Non credo di credere in Dio

Domenica 23 gennaio – III del Tempo Ordinario
(Ne 8,2-4.5-6.8-10 – 1Cor 12,12-30 – Lc 1,1-4; 4,14-21)

Jesus prega na Sinagoga – Sinagoga de NazarÈ (Israel) – Foto: Gustavo Krajl

Non credo nel Dio che mi viene spiegato. Non credo in chi prova a sedurmi con ragionamenti, con parole vuote e argomentazioni senza compassione. Non credo in chi cerca di dimostrare l’esistenza di Dio, credo che sia l’esistenza a mostrare il divino.
Credo nella Parola, e questo posso giurarlo. Credo che potrei perdere tutto, ma fino a quando ci sarà un filo di suono da ascoltare, il ricamo di inchiostro a diventare Senso, io crederò nella vita. Credo che se oso sognare ancora un futuro per la Chiesa la sogno in piazza, a presidiare porte aperte e intenta ad ascoltare, da adulta, senza infantilismi, la Parola. Il resto conta nulla, davvero nulla. Credo che solo la Parola potrà ricomporre le nostre vite. O almeno rallentarne la dissoluzione.
Non credo in una qualche idea su Dio. Ho smesso di farlo quando mi sono accorto che stavo usando un pensiero per parlare di me e non di Lui. Credo nei corpi, credo che si possa credere in Dio solo pensando a Cristo e credo che abbia ragione Paolo nella seconda lettura di oggi “ora voi siete corpo di Cristo” per cui credo di non credere in una qualche idea su Dio perché ho finalmente imparato a credere negli uomini.
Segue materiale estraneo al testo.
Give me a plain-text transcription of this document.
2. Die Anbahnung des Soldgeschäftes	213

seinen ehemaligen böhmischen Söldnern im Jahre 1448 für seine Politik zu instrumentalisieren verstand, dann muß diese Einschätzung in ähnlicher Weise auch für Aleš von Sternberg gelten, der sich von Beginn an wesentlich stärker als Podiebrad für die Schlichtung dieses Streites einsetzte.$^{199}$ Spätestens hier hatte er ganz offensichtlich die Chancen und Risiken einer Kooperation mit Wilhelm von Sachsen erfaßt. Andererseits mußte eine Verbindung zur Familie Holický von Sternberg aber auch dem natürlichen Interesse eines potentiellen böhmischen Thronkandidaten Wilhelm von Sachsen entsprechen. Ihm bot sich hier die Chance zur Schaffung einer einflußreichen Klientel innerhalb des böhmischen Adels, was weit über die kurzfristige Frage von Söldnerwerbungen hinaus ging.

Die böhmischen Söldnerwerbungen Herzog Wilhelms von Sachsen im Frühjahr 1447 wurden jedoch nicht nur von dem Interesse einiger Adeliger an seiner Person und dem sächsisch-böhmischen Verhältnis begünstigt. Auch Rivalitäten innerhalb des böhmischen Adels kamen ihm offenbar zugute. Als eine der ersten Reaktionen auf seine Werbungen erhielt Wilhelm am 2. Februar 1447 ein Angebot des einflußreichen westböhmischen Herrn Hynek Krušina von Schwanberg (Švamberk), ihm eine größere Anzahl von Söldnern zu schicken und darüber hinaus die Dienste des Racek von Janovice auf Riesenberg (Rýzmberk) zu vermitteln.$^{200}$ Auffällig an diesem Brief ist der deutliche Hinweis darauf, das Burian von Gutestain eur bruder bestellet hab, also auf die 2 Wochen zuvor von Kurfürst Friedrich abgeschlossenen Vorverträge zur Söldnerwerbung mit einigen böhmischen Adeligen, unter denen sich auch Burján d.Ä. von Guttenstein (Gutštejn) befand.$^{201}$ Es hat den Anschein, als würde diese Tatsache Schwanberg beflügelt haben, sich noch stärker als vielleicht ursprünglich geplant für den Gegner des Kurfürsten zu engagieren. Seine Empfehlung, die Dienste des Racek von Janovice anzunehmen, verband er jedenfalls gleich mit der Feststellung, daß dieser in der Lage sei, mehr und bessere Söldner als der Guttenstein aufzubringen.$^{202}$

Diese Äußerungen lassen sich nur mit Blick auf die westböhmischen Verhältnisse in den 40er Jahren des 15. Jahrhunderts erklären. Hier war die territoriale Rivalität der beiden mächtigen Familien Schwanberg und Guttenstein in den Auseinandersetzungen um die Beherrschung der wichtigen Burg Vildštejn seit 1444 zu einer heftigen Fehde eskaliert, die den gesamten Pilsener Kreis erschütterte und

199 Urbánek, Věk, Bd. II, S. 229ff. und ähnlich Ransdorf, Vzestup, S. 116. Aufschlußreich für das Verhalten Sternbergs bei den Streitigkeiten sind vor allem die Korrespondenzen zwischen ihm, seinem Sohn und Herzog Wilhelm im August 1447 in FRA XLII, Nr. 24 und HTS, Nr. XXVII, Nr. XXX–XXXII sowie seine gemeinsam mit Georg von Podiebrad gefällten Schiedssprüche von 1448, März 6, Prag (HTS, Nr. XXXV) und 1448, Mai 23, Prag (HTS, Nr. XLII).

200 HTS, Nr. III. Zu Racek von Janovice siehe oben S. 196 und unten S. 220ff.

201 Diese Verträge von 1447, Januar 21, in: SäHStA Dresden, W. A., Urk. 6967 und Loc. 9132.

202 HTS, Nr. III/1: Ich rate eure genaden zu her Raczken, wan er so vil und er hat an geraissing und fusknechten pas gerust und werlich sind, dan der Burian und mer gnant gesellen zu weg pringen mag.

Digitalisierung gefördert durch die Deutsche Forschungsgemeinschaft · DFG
Credo nei corpi, nella carne dell’uomo così debole e feroce. Credo nel mistero del nascere e del morire. Credo che ogni corpo che si fa pane parli di Infinito, e mi fa ringraziare di essere uomo. Credo realmente nella presenza di Cristo nei corpi che si amano. Perfino nel mio.
Credo nei piedi e nei loro cammini, credo nell’inciampo, nelle slogature e nelle corse. Credo che camminare in montagna sia divino ma credo anche che ci siano donne e uomini che anche da immobili sappiano di tutti gli esodi del mondo. Credo che Gesù, da quel giorno, dalla Sinagoga in poi, sia stato Parola e Corpo insieme, e sono contento che ci siano voluti trenta anni pure a lui per capirlo.
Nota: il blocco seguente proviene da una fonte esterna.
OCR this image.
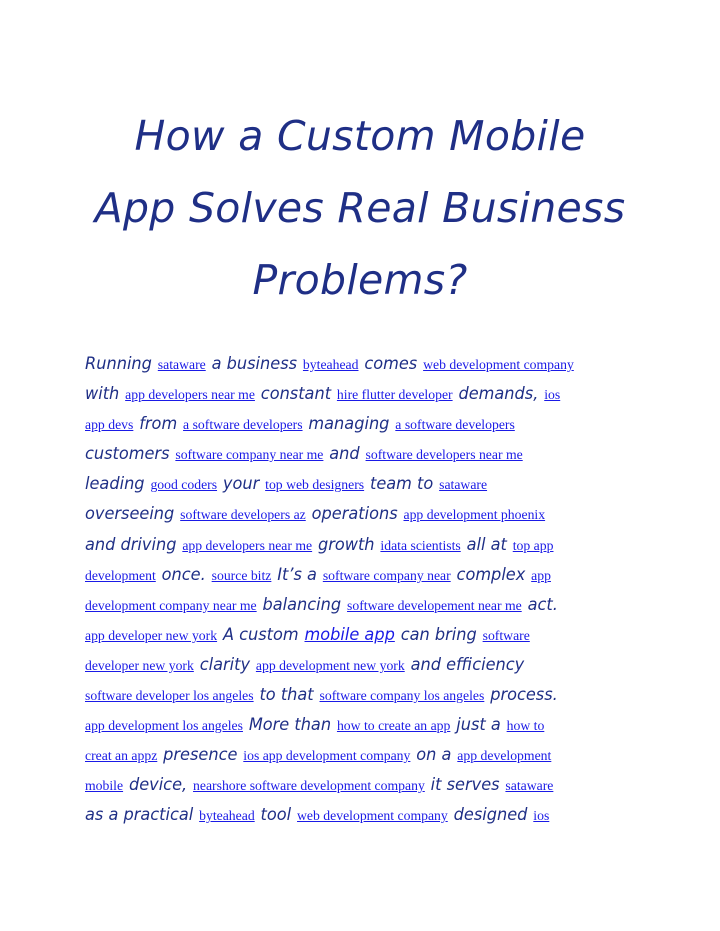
How a Custom Mobile
App Solves Real Business
Problems?
Running sataware a business byteahead comes web development company
with app developers near me constant hire flutter developer demands, ios
app devs from a software developers managing a software developers
customers software company near me and software developers near me
leading good coders your top web designers team to sataware
overseeing software developers az operations app development phoenix
and driving app developers near me growth idata scientists all at top app
development once. source bitz It’s a software company near complex app
development company near me balancing software developement near me act.
app developer new york A custom mobile app can bring software
developer new york clarity app development new york and efficiency
software developer los angeles to that software company los angeles process.
app development los angeles More than how to create an app just a how to
creat an appz presence ios app development company on a app development
mobile device, nearshore software development company it serves sataware
as a practical byteahead tool web development company designed ios
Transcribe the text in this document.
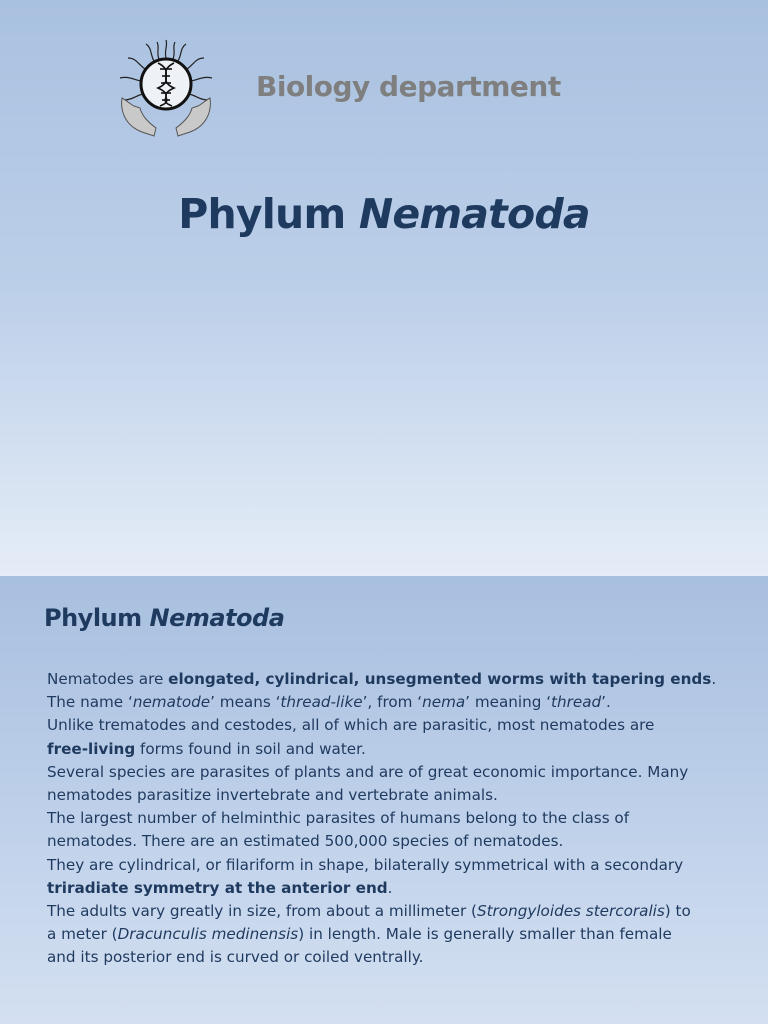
Biology department
Phylum Nematoda
Phylum Nematoda

Nematodes are elongated, cylindrical, unsegmented worms with tapering ends.

The name ‘nematode’ means ‘thread-like’, from ‘nema’ meaning ‘thread’.

Unlike trematodes and cestodes, all of which are parasitic, most nematodes are

free-living forms found in soil and water.

Several species are parasites of plants and are of great economic importance. Many

nematodes parasitize invertebrate and vertebrate animals.

The largest number of helminthic parasites of humans belong to the class of

nematodes. There are an estimated 500,000 species of nematodes.

They are cylindrical, or filariform in shape, bilaterally symmetrical with a secondary

triradiate symmetry at the anterior end.

The adults vary greatly in size, from about a millimeter (Strongyloides stercoralis) to

a meter (Dracunculis medinensis) in length. Male is generally smaller than female

and its posterior end is curved or coiled ventrally.
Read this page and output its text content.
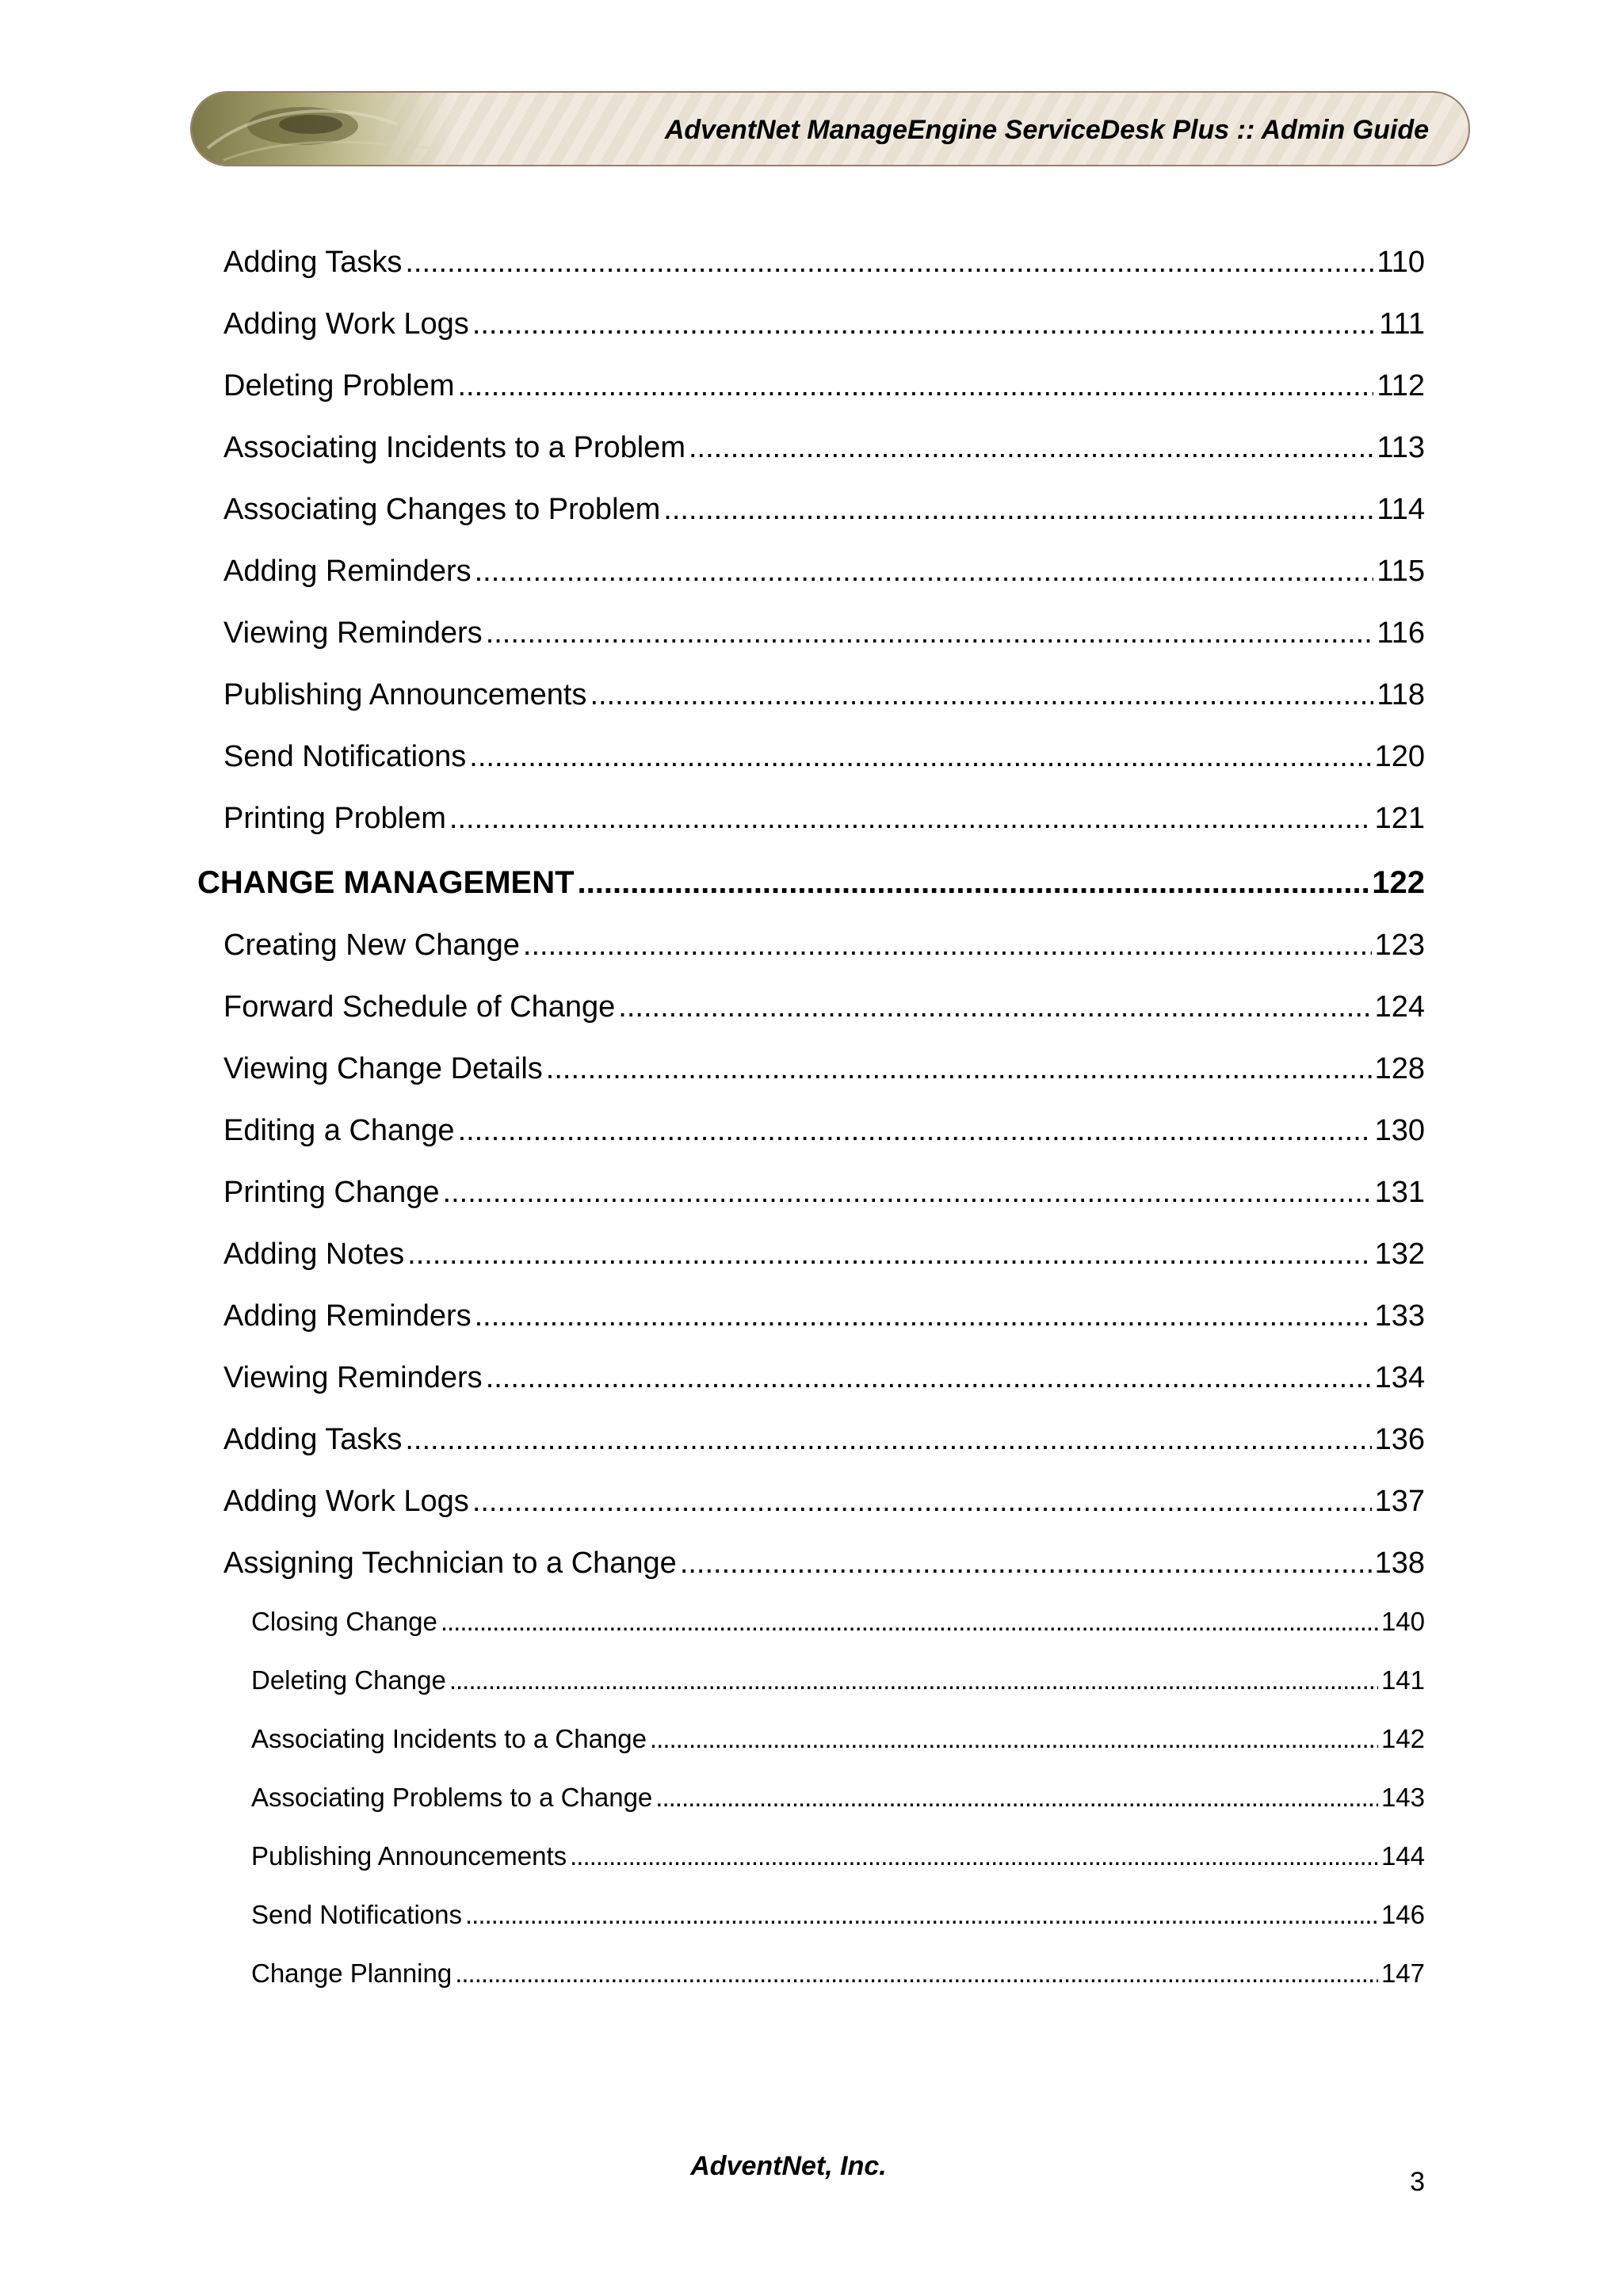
AdventNet ManageEngine ServiceDesk Plus :: Admin Guide
Adding Tasks .....	110
Adding Work Logs .....	111
Deleting Problem .....	112
Associating Incidents to a Problem .....	113
Associating Changes to Problem .....	114
Adding Reminders .....	115
Viewing Reminders .....	116
Publishing Announcements .....	118
Send Notifications .....	120
Printing Problem .....	121
CHANGE MANAGEMENT .....	122
Creating New Change .....	123
Forward Schedule of Change .....	124
Viewing Change Details .....	128
Editing a Change .....	130
Printing Change .....	131
Adding Notes .....	132
Adding Reminders .....	133
Viewing Reminders .....	134
Adding Tasks .....	136
Adding Work Logs .....	137
Assigning Technician to a Change .....	138
Closing Change .....	140
Deleting Change .....	141
Associating Incidents to a Change .....	142
Associating Problems to a Change .....	143
Publishing Announcements .....	144
Send Notifications .....	146
Change Planning .....	147
AdventNet, Inc.
3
Credo che tutti in quella Sinagoga conoscessero bene le parole di Isaia, ma credo anche che vederlo per la prima volta in carne e ossa e muscoli e sudore abbia giustamente fatto paura.
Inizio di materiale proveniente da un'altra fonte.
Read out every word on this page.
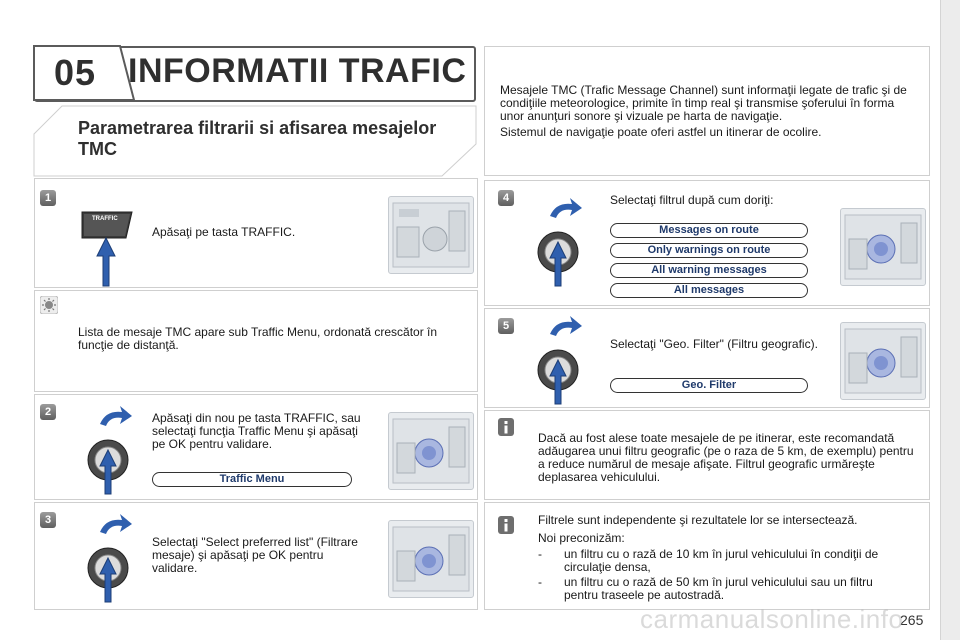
05 INFORMATII TRAFIC
Parametrarea filtrarii si afisarea mesajelor TMC
Mesajele TMC (Trafic Message Channel) sunt informaţii legate de trafic şi de condiţiile meteorologice, primite în timp real şi transmise şoferului în forma unor anunţuri sonore şi vizuale pe harta de navigaţie.
Sistemul de navigaţie poate oferi astfel un itinerar de ocolire.
1
TRAFFIC
Apăsaţi pe tasta TRAFFIC.
Lista de mesaje TMC apare sub Traffic Menu, ordonată crescător în funcţie de distanţă.
2	Apăsaţi din nou pe tasta TRAFFIC, sau selectaţi funcţia Traffic Menu şi apăsaţi pe OK pentru validare.
Traffic Menu
3
Selectaţi "Select preferred list" (Filtrare mesaje) şi apăsaţi pe OK pentru validare.
4	Selectaţi filtrul după cum doriţi:
Messages on route
Only warnings on route
All warning messages
All messages
5
Selectaţi "Geo. Filter" (Filtru geografic).
Geo. Filter
Dacă au fost alese toate mesajele de pe itinerar, este recomandată adăugarea unui filtru geografic (pe o raza de 5 km, de exemplu) pentru a reduce numărul de mesaje afişate. Filtrul geografic urmăreşte deplasarea vehiculului.
Filtrele sunt independente şi rezultatele lor se intersectează.
Noi preconizăm:
- un filtru cu o rază de 10 km în jurul vehiculului în condiţii de circulaţie densa,
- un filtru cu o rază de 50 km în jurul vehiculului sau un filtru pentru traseele pe autostradă.
265
carmanualsonline.info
Credo di credere che Dio sia Libertà. Incarnata. E che non mi interessa più credere in qualche idea su di lui ma quello che voglio è diventare finalmente libero. Che è incontrare Lui nella mia carne. Credo che ho paura. Ma credo anche che ogni volta che riesco a credere in me io stia credendo anche in Lui.